Friedliches Verhältnis unter den beiden Konfessionen

Stein um 1908. (Symbolbild)
Stein um 1908. (Symbolbild) Bild: pixabay
Der Pfarrer Robert Rotach (1881 bis 1969) lebte ein religiöses Leben in Stein und begann 1953 seine Memoiren unter dem Titel «Mein Lebensgang» zu schreiben.

Der Herisauer Robert Rotach war ein bedeutender reformierter Theologe im Kanton St. Gallen, Pfarrer in St. Mangen.St. Laurenzen in St. Gallen, auch Präsident des kantonalen Kirchenrats 1943 – 1953. Im Jahre 1953 begann er seine Memoiren unter dem Titel „Mein Lebensgang“ zu schreiben und vergass dabei auch seine vier Jahre (1904 – 1908) im gemischtkonfessionellen Stein nicht. Rotach interessierte sich u.a. für das volkskundliche Brauchtum im Obertoggenburg. Die Volkskunde war eine wissenschaftliche Disziplin, die sich um 1900 in der Schweiz zu etablieren begann.

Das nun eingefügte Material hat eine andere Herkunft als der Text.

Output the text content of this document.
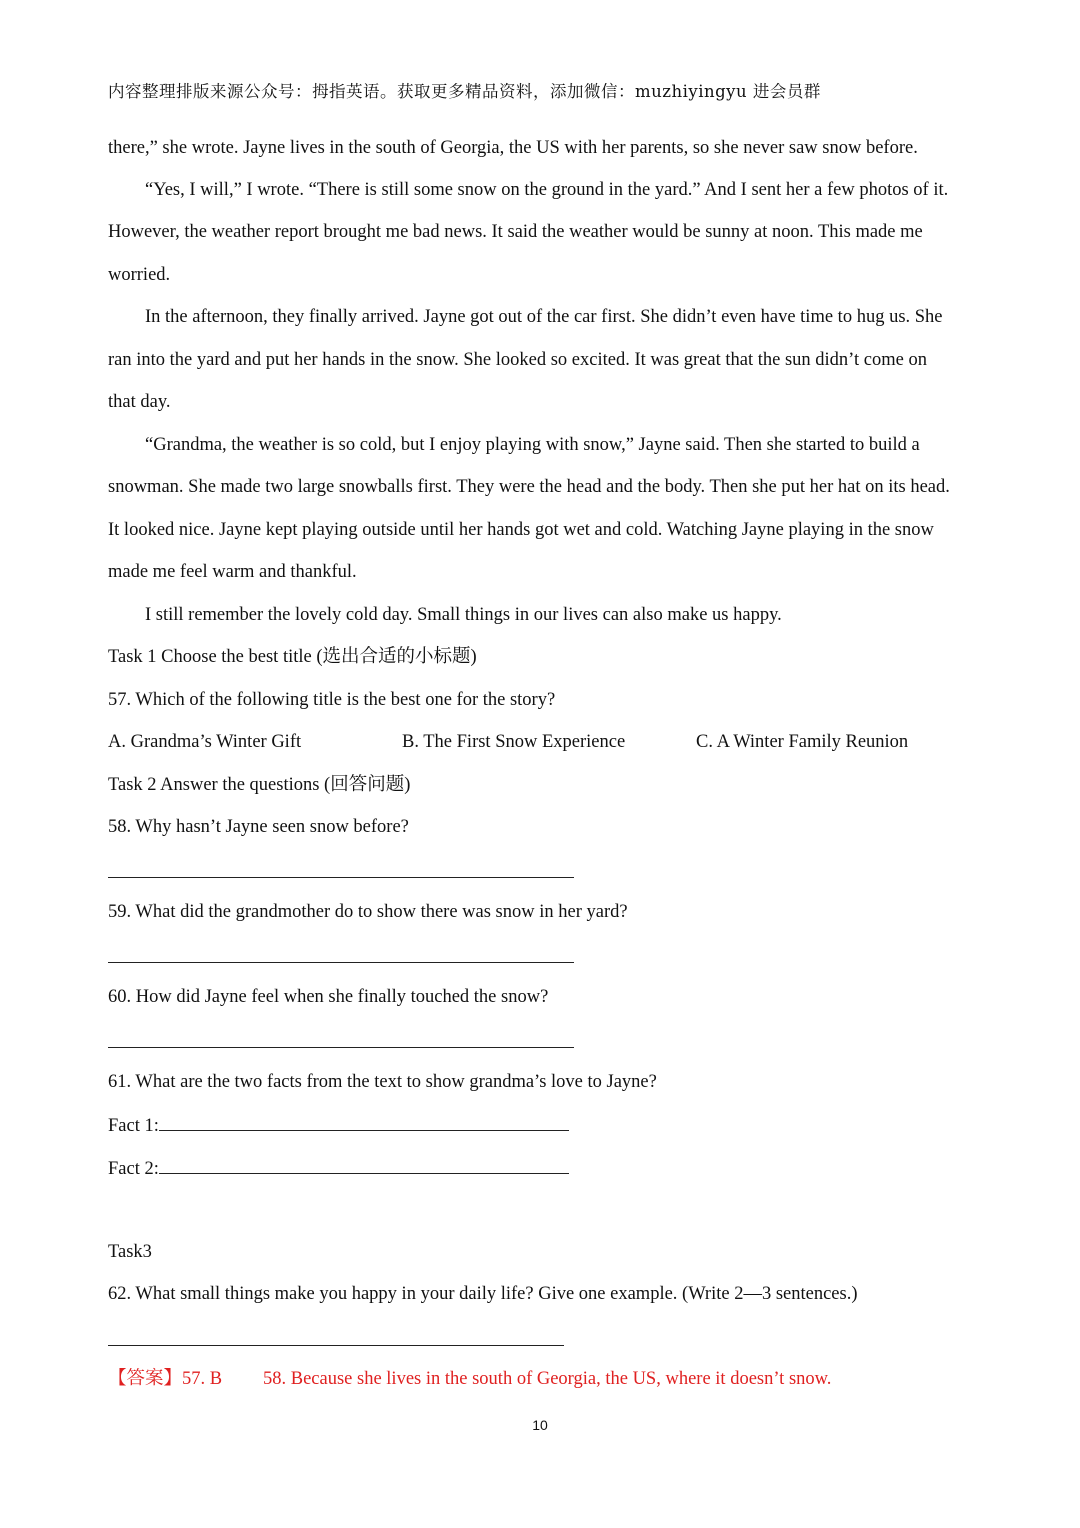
内容整理排版来源公众号：拇指英语。获取更多精品资料，添加微信：muzhiyingyu 进会员群
there,” she wrote. Jayne lives in the south of Georgia, the US with her parents, so she never saw snow before.
“Yes, I will,” I wrote. “There is still some snow on the ground in the yard.” And I sent her a few photos of it.
However, the weather report brought me bad news. It said the weather would be sunny at noon. This made me
worried.
In the afternoon, they finally arrived. Jayne got out of the car first. She didn’t even have time to hug us. She
ran into the yard and put her hands in the snow. She looked so excited. It was great that the sun didn’t come on
that day.
“Grandma, the weather is so cold, but I enjoy playing with snow,” Jayne said. Then she started to build a
snowman. She made two large snowballs first. They were the head and the body. Then she put her hat on its head.
It looked nice. Jayne kept playing outside until her hands got wet and cold. Watching Jayne playing in the snow
made me feel warm and thankful.
I still remember the lovely cold day. Small things in our lives can also make us happy.
Task 1 Choose the best title (选出合适的小标题)
57. Which of the following title is the best one for the story?
A. Grandma’s Winter Gift	B. The First Snow Experience	C. A Winter Family Reunion
Task 2 Answer the questions (回答问题)
58. Why hasn’t Jayne seen snow before?
59. What did the grandmother do to show there was snow in her yard?
60. How did Jayne feel when she finally touched the snow?
61. What are the two facts from the text to show grandma’s love to Jayne?
Fact 1:
Fact 2:
Task3
62. What small things make you happy in your daily life? Give one example. (Write 2—3 sentences.)
【答案】57. B 58. Because she lives in the south of Georgia, the US, where it doesn’t snow.
10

Dreifünftel Anrecht auf die Kirche

In den Steiner Jahren Rotachs gestaltete sich das Zusammenleben der Konfessionen, die sich auch die Kirche paritätisch teilten, vergleichsweise „friedlich“. Das war nicht immer so gewesen, wie der jahrelange erbitterte Streit um die Installation einer Kirchenorgel zeigt. Mit dem katholischen Priester Giger hatte Rotach sogar „das beste Verhältnis“. Giger war ein lebensfroher Geistlicher, der mit Rotach verkehrte, ohne sich auf theologische Diskussionen einzulassen. 

Die Protestanten hatten offiziell dreifünftel Anrecht auf die Kirche. Deshalb waren Bilder- und Blumenschmuck nur äusserst bescheiden. Nachdem einmal der Spruch „Ein Herr, Ein Glaube, Eine Taufe“ auf dem Taufstein übermalt worden war, ging Rotach zu Giger, der die Sache unbürokratisch regelte. Befremdender für den eher kühl-rationalen Pfarrer Jakob Rotach war indessen, dass Prieseter Giger „Exorzist“ war und allerhand magische Praktiken verrichtete. 

Abendmahlbrot gegen Viehseuchen

Aber: „Übrigens war der Aberglaube bei den Protestanten nicht geringer.  Nicht nur traf man bei Protestanten Ställe, über deren Eingang C.M.B. Stand (Caspar, Melchior, Balthasar), sondern ich entdeckte auch einmal, wie unser Mesmer mit dem Abendmahlbrot vom Karfreitag einen schwunghaften Handel trieb; die Bauern benützen es als Abwehrmittel gegen Viehseuchen.“

Quelle

Rüsch, Ernst G. (Herausgeber). Erinnerungen an das Leben in Stein im Togenburg um 1905. Aus den Memoiren von Pfarrer Robert Rotach. In: Toggenburger Annalen 1993, S. 61 – 68.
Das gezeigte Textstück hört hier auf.